Robert Ivanov, Air Launch`s deputy general designer, said Tuesday that designers had solved a key problem on how to drop the 100-metric-ton rocket from a transport plane.
Initially, the corporation`s engineers had planned to build an 80-ton rocket and drag it out from the hold of an An-124-100 Ruslan cargo plane using a set of special parachutes, he said at a news conference.
However, it turned out that the largest parachutes available could pull only 20 tons out of an airborne plane, the designer said. Also, the corporation decided last year to increase the lift-off weight of the rocket from 80 tons to 100 tons to boost its cost-efficiency, Ivanov said.
``We were in a dilemma of whether to use five parachutes and face the risk of them getting caughtup in each other or to find a safer way of dropping the rocket,``Ivanov said.

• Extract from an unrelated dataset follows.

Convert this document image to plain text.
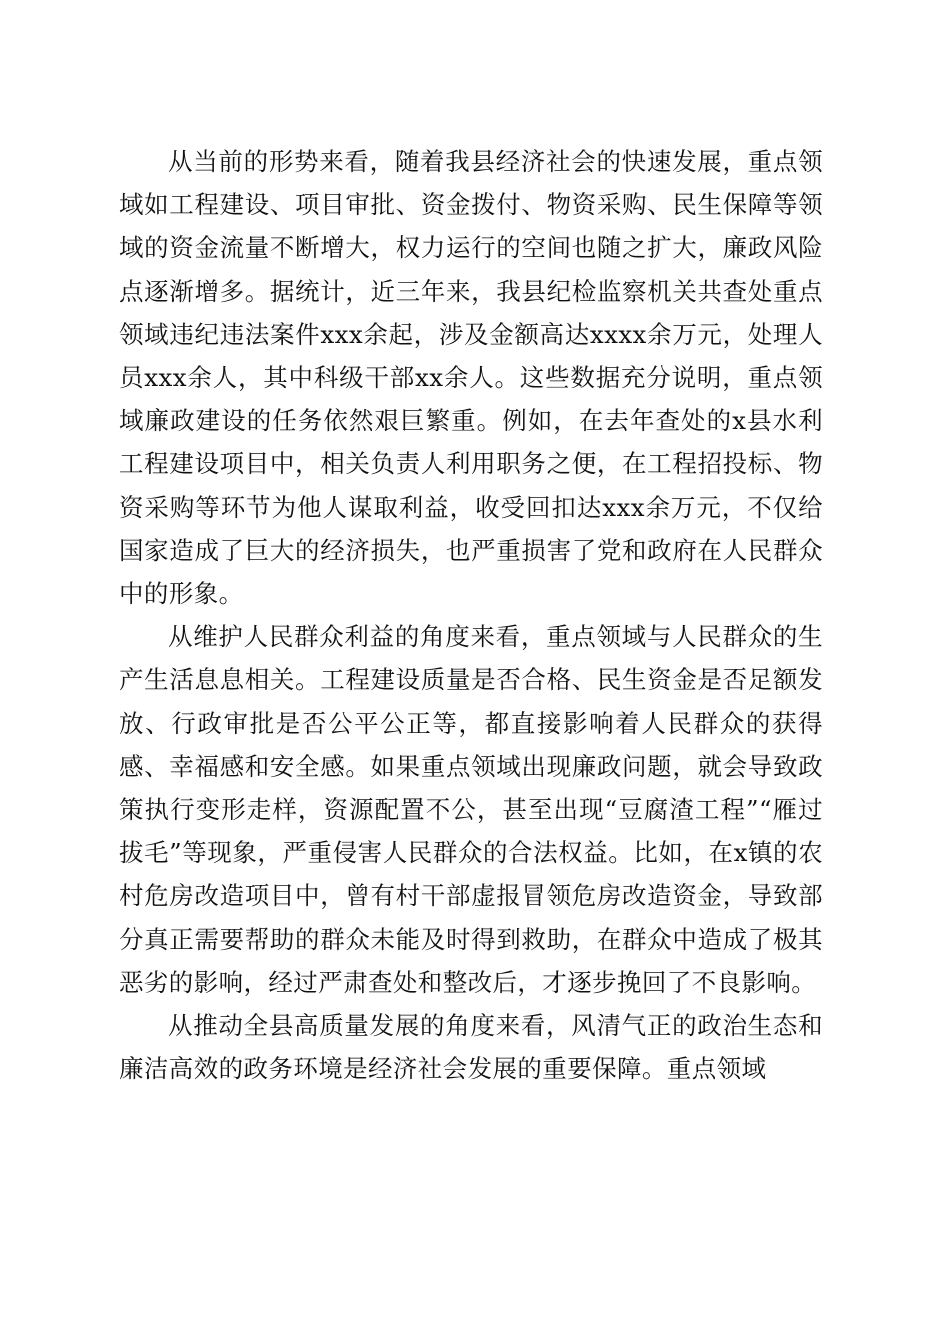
从当前的形势来看，随着我县经济社会的快速发展，重点领域如工程建设、项目审批、资金拨付、物资采购、民生保障等领域的资金流量不断增大，权力运行的空间也随之扩大，廉政风险点逐渐增多。据统计，近三年来，我县纪检监察机关共查处重点领域违纪违法案件xxx余起，涉及金额高达xxxx余万元，处理人员xxx余人，其中科级干部xx余人。这些数据充分说明，重点领域廉政建设的任务依然艰巨繁重。例如，在去年查处的x县水利工程建设项目中，相关负责人利用职务之便，在工程招投标、物资采购等环节为他人谋取利益，收受回扣达xxx余万元，不仅给国家造成了巨大的经济损失，也严重损害了党和政府在人民群众中的形象。

从维护人民群众利益的角度来看，重点领域与人民群众的生产生活息息相关。工程建设质量是否合格、民生资金是否足额发放、行政审批是否公平公正等，都直接影响着人民群众的获得感、幸福感和安全感。如果重点领域出现廉政问题，就会导致政策执行变形走样，资源配置不公，甚至出现“豆腐渣工程”“雁过拔毛”等现象，严重侵害人民群众的合法权益。比如，在x镇的农村危房改造项目中，曾有村干部虚报冒领危房改造资金，导致部分真正需要帮助的群众未能及时得到救助，在群众中造成了极其恶劣的影响，经过严肃查处和整改后，才逐步挽回了不良影响。

从推动全县高质量发展的角度来看，风清气正的政治生态和廉洁高效的政务环境是经济社会发展的重要保障。重点领域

Rather than struggle with parachutes, the corporation chose to develop a new technology to push the rocket out of the plane, he said.
This boils down to having air pressure push the rocket out of the plane, Ivanov said. He said the rocket will be put in a special container that will be integrated into the plane.
Ivanov said air pressure will be swiftly raised inside the container to literally push the rocket out into the sky at the appropriate time. Simultaneously, the plane will reach the top of a swift upward maneuver, when gravity is minimal, to ease the dropping of the rocket, he said.
The rocket will be able to deliver a payload of up to 3 tons to polar orbits of about 200 kilometers and up to 4 tons to equatorial orbits also of about 200 kilometers. Ultimately, the rocket will also be able to launch up to 400 kilograms to geostationary orbits, Ivanov said.
Air Launch vice president Sergei Mashurov said in a recent interview that his corporation needs some $120 million to complete the Air Launch project. He said his company is negotiating with U.S., European and South Asian investors to have them shoulder the costs, but would not provide any names.
Mashurov said each Polyot launch will be priced at around $20 million with a potential demand for up to 11 launches every year. Mashurov said the costs of the project will be recovered in as little as four years if 11 launches are sold annually.
The corporation, which was set up in May 1999 by Polyot airlines and the Design Bureau of Chemical Automatics, which are both based in Voronezh, central Russia, has just sent out technical requirements to its contractors and the latter are already at work on the project, Ivanov said.
Among these contractors is rocket space corporation Energia of Korolyov, outside Moscow, which is to design and assemble the entire rocket and the launch container, Ivanov said. Energia is also to provide a low-temperature engine for the launcher's second stage, he said. The first-stage engine will be provided by the Kuznetsov Scientific Technical Complex of Samara, central Russia, Ivanov said in a telephone interview.
The Antonov design bureau of Kiev, which designed the Ruslan plane, is responsible for converting two of these cargo planes to accommodate Polyot launch containers, Ivanov said.
Also the Pilyugin Scientific Production Bureau of Automated Engineering of Moscow is designing and will manufacture control systems for the rocket, he said. TsSKB-Progress of Samara will integrate spacecraft into the rocket, Ivanov said.
Mashurov said he expects the would-be Air Launch system to win a decent share of the market for light-weight spacecraft launches. He said some 1,800 of such craft are expected to be launched between 2000 and 2015 for a total of anywhere between $10 billion to $15 billion."